Anda di halaman 1dari 16

PRE-DRIVING ANALYSIS MENGGUNAKAN TEORI GELOMBANG UNTUK PEMANCANGAN OPTIMAL

Oleh: David E. Pasaribu, ST Ir. Herry Vaza, M.Eng.Sc

Abstrak
Tiang pancang sebagai salah satu jenis pondasi, banyak digunakan pada proyek -proyek jembatan di Indonesia. Proses pemancangan merupakan tahapan krusial karena banyaknya parameter berkontribusi pada daya dukung dan keutuhan tiang. Masukan yang selama ini digunakan sebagai kontrol untuk mengukur kinerja kedua parameter tersebut sangat sederhana yaitu berat hammer dan besar displacement atau kalendering, padahal pada kenyataannya peralatan pemancangan sendiri mempunyai parameter yang sangat kompleks seperti anvil, pile -cushion, striker-plate dan helmet, termasuk juga properties tanah dan tiang pancang. Pemilihan peralatan pemancangan yang kurang tepat dapat menyebabkan tiang pancang mengalami tegangan berlebih atau overstress dan bahkan sering menyebabkan keretakan khususnya pada tiang beton. Pre-driving analysis dengan menggunakan teori gelombang dapat dilakukan untuk menentukan peralatan pemancangan yang tepat yang dapat memasukan tiang untuk mencapai kedalaman optimal sehingga keutuhan tiang dan daya dukung yang direncanakan didapat.

Keywords : pre-driving analysis, tiang pancang, peralatan pemancangan, overstress.

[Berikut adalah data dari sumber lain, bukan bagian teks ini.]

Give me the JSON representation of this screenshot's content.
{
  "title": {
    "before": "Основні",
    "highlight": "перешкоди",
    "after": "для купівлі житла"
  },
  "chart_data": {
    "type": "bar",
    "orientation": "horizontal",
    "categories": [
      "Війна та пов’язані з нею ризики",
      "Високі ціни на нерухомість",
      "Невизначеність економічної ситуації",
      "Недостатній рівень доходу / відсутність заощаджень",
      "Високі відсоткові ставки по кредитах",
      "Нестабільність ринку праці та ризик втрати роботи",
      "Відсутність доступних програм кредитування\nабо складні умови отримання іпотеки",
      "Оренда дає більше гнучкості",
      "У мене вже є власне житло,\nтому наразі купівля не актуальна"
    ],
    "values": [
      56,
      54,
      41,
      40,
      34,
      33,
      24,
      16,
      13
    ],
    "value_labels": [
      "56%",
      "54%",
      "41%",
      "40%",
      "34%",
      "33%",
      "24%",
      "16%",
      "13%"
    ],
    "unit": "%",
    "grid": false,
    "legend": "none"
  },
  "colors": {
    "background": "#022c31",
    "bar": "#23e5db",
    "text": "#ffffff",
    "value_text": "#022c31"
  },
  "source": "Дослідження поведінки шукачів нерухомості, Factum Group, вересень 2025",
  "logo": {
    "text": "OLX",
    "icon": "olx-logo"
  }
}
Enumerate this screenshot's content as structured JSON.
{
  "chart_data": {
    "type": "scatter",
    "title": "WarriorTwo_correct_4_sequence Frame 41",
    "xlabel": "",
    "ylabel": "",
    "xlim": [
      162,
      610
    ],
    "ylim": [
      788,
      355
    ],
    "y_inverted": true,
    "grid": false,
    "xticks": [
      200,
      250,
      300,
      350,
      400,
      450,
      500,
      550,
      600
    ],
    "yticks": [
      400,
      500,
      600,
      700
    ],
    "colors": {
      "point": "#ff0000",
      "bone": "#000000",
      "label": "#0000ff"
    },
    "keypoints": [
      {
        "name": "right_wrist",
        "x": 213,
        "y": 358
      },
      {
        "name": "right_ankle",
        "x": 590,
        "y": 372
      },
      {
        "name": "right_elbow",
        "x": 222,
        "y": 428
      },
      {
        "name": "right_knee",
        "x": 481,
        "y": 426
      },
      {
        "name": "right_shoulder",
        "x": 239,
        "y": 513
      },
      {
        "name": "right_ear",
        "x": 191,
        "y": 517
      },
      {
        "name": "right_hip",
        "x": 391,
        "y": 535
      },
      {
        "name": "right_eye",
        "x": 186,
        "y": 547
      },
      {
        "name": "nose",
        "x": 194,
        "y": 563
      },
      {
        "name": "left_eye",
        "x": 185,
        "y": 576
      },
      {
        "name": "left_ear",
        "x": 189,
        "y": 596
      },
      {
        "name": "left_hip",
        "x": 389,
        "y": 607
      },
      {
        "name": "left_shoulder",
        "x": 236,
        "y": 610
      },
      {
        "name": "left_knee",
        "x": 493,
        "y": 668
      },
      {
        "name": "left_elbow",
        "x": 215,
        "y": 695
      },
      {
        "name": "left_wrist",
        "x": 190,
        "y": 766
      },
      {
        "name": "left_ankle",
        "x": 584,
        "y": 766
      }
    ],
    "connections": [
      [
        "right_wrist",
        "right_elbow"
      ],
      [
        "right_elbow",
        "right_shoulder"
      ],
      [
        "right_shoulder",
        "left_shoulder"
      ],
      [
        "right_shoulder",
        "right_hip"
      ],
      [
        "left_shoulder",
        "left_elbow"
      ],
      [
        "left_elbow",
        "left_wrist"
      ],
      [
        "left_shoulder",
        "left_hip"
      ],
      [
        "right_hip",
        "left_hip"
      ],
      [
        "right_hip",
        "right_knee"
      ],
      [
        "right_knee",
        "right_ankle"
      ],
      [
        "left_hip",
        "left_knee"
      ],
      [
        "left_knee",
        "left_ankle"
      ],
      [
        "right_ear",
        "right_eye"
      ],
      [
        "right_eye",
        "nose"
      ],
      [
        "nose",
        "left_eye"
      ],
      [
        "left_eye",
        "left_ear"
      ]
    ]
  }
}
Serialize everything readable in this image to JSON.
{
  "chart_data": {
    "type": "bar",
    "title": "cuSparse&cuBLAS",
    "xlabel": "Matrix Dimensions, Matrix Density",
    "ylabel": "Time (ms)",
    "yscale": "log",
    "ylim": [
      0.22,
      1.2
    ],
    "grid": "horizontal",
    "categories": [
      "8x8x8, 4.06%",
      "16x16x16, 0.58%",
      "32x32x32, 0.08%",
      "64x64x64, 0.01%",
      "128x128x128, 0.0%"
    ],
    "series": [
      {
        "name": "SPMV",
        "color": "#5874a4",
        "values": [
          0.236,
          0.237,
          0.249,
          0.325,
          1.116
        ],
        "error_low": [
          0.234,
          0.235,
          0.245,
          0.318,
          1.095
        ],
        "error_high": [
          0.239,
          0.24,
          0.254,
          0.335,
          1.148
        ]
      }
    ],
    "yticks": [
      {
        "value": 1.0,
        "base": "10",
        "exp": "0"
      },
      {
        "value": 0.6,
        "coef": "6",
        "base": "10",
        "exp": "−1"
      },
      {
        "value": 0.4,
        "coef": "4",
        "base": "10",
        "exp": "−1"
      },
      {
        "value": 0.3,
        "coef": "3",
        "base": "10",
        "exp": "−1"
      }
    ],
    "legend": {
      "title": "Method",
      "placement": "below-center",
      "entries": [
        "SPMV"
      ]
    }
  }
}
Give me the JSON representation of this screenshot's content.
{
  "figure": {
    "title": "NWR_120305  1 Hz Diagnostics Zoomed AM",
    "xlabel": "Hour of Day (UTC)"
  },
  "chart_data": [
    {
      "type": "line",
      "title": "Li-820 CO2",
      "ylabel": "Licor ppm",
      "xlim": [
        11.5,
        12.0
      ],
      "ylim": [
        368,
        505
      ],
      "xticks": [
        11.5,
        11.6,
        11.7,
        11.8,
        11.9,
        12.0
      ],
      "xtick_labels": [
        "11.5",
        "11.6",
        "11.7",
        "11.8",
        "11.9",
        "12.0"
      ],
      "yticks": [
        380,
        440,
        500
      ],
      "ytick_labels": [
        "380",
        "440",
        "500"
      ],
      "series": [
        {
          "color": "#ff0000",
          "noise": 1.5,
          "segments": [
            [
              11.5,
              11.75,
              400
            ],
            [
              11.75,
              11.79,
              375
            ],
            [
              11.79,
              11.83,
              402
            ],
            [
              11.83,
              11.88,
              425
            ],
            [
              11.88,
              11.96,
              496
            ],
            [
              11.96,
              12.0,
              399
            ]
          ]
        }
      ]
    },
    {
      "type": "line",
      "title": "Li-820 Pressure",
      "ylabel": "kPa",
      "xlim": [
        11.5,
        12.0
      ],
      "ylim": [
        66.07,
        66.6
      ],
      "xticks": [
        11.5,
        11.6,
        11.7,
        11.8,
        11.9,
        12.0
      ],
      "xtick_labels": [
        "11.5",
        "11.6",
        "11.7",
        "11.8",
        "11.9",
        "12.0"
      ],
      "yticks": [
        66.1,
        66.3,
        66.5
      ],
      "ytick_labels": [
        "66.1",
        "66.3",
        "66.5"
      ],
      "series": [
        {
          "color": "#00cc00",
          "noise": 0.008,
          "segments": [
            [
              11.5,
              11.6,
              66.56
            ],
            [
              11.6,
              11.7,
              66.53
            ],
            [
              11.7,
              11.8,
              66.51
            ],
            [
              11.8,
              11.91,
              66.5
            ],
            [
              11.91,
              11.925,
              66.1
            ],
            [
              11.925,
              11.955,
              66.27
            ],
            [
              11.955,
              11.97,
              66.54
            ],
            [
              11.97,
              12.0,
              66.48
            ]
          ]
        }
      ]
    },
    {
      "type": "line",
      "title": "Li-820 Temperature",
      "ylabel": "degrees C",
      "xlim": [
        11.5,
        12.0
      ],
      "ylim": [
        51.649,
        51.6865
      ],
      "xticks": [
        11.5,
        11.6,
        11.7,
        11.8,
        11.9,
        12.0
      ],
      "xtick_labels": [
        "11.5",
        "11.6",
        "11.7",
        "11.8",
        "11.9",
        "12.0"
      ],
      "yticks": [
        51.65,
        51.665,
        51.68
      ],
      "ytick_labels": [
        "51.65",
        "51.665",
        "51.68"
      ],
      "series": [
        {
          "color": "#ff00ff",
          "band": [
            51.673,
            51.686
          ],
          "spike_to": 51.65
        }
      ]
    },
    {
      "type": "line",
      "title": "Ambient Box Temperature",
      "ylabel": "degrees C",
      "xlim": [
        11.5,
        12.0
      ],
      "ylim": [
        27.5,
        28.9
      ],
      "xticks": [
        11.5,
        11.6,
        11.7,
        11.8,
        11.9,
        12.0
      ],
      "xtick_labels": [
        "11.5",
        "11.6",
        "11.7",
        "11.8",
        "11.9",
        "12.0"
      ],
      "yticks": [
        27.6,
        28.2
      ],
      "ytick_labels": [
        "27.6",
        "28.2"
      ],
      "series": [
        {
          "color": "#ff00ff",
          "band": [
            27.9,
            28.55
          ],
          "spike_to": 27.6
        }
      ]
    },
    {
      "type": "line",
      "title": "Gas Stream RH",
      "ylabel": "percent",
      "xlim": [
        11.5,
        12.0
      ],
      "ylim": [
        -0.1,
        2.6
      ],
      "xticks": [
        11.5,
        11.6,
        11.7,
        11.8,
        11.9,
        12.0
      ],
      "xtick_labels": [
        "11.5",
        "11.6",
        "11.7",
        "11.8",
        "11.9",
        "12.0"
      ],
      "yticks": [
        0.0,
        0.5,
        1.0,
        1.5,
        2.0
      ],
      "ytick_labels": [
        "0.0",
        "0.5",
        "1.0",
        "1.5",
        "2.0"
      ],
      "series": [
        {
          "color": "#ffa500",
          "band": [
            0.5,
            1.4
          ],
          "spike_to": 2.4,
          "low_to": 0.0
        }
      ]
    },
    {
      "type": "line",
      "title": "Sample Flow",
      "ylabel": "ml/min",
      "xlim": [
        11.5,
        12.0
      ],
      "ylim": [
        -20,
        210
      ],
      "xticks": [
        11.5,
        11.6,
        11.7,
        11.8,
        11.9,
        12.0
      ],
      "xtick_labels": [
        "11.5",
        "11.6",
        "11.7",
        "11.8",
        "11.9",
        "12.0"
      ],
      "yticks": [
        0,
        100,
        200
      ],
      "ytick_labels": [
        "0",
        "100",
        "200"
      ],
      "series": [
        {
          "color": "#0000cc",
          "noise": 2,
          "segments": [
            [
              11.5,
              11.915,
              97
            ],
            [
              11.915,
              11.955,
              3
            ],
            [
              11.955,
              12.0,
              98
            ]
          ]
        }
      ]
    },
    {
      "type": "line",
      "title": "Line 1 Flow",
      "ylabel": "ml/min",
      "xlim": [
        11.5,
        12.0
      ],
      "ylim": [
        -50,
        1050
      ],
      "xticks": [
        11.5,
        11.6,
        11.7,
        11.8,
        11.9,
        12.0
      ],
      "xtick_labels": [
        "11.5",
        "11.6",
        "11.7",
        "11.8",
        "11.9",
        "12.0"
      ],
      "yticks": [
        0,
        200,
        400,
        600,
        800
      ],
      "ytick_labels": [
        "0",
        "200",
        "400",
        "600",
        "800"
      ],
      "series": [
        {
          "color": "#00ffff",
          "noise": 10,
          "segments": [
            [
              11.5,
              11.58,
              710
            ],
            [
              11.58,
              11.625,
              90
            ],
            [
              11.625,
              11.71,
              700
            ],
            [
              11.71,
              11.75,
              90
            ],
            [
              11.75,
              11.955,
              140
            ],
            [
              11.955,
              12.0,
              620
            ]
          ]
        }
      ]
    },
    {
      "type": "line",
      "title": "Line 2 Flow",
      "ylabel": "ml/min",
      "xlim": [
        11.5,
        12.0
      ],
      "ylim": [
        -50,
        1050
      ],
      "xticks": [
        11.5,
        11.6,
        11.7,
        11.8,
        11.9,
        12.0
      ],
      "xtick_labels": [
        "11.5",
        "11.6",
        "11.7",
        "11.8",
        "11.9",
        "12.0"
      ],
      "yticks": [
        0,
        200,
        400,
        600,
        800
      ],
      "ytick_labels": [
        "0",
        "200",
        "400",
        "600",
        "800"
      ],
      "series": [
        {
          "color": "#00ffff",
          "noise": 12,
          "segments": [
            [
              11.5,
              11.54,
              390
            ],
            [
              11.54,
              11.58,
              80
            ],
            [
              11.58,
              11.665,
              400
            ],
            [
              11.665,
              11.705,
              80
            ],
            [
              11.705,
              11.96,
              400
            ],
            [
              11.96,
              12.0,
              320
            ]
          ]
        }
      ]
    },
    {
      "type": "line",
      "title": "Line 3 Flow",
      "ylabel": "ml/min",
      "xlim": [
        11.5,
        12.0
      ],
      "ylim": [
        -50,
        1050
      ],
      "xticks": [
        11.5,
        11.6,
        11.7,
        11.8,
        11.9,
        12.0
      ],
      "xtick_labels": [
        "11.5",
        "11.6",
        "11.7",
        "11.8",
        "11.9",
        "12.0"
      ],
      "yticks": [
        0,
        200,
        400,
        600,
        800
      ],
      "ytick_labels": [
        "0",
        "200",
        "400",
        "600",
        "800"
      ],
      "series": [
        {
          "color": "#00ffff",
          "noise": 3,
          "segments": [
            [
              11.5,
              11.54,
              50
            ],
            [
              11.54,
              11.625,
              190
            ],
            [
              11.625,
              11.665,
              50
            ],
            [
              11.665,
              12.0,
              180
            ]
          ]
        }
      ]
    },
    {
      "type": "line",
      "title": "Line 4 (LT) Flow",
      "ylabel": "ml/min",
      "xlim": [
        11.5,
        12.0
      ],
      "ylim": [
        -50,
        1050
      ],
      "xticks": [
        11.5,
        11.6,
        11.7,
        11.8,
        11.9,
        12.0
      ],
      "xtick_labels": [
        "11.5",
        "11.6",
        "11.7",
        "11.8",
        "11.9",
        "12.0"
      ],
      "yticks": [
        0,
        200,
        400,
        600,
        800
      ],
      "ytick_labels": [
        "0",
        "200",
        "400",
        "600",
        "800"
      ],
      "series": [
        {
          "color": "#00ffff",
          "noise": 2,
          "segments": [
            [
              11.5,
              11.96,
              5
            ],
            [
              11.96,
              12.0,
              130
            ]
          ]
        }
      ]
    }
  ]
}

1. Pendahuluan Pondasi tiang sebagai salah satu pondasi dalam banyak digunakan pada proyek-proyek pembangunan jembatan di Indonesia. Pondasi ini ini dipilih sebagai perletakan struktur di mana untuk mendapatkan daya dukung maupun stabilitas struktur yang diisyaratkan, pondasi dimasukkan ke dalam tanah sampai pada elevasi >6m dari permukaan tanah. Jenis pondasi ini banyak digunakan selain masalah teknis di atas, kecepatan dan kemudahan pelaksanaan juga menjadikan tiang pancang menjadi pilihan utama untuk pondasi dalam. Pada pelaksanaannya, tiang pancang dimasukkan ke dalam tanah dengan cara dipukul menggunakan peralatan pemancangan. Dengan memukul bagian atas tiang (kepala tiang), akan terjadi transfer energy dari palu yang dijatuhkan (hammer) ke tiang pancang yang akan mendorong tiang masuk ke dalam tanah. Proses transfer energy ini dapat menyebabkan

-1-

kerusakan-kerusakan pada elemen-elemen tiang akibat tegangan tekan ataupun tegangan tarik sebagai akibat proses transfer energy melebihi kapasitas. Energi yang dihasilkan merupakan variable dari tinggi jatuh pemukul dan berat pemukul sendiri, semakin besar tinggi jatuh dan berat palu, maka energy yang dihasilkan akan semakin besar pula. Untuk membatasi besarnya energy yang dihasilkan pada saat pemancangan dilakukan, pada Spesifikasi Teknis yang dikeluarkan oleh Direktorat Jenderal Bina Marga pada bagian pemancangan, disebutkan bahwa berat palu jenis gravitasi sebaiknya tidak kurang dari berat jumlah tiang beserta topi pancangnya, tetapi sama sekali tidak boleh lebih dari dari berat setengah berat tiang total beserta topi pancangnya ditambah 500 kg dan minimum untuk tiang pancang beton. Untuk tiang pancang baja, berat palu harus dua kali berat total tiang beserta topi pancangnya. Selain pembatassan berat palu, tinggi jatuh juga dibatasi tidak boleh melampaui dua setengah meter. Dengan pembatasan tersebut diharapkan mampu mengurangi energy yang dihasilkan pada saat pemancangan. Pembatasan tersebut di atas didasarkan pada pengamatan hasil-hasil pemancangan yang pernah dilakukan dan referensi-referensi lainnya. Pembatasan energy tersebut maupun efek-efek yang ditimbulkan dari proses pemancangan secara teliti/tepat lagi dikaji menggunakan teori gelombang. Teori ini dapat dipakai untuk menentukan peralatan pemancangan yang sesuai untuk jenis pondasi tiang dan kondisi tanah tertentu, kedalaman optimum dan daya dukung termasuk kesehatan tiang pada saat pemancangan.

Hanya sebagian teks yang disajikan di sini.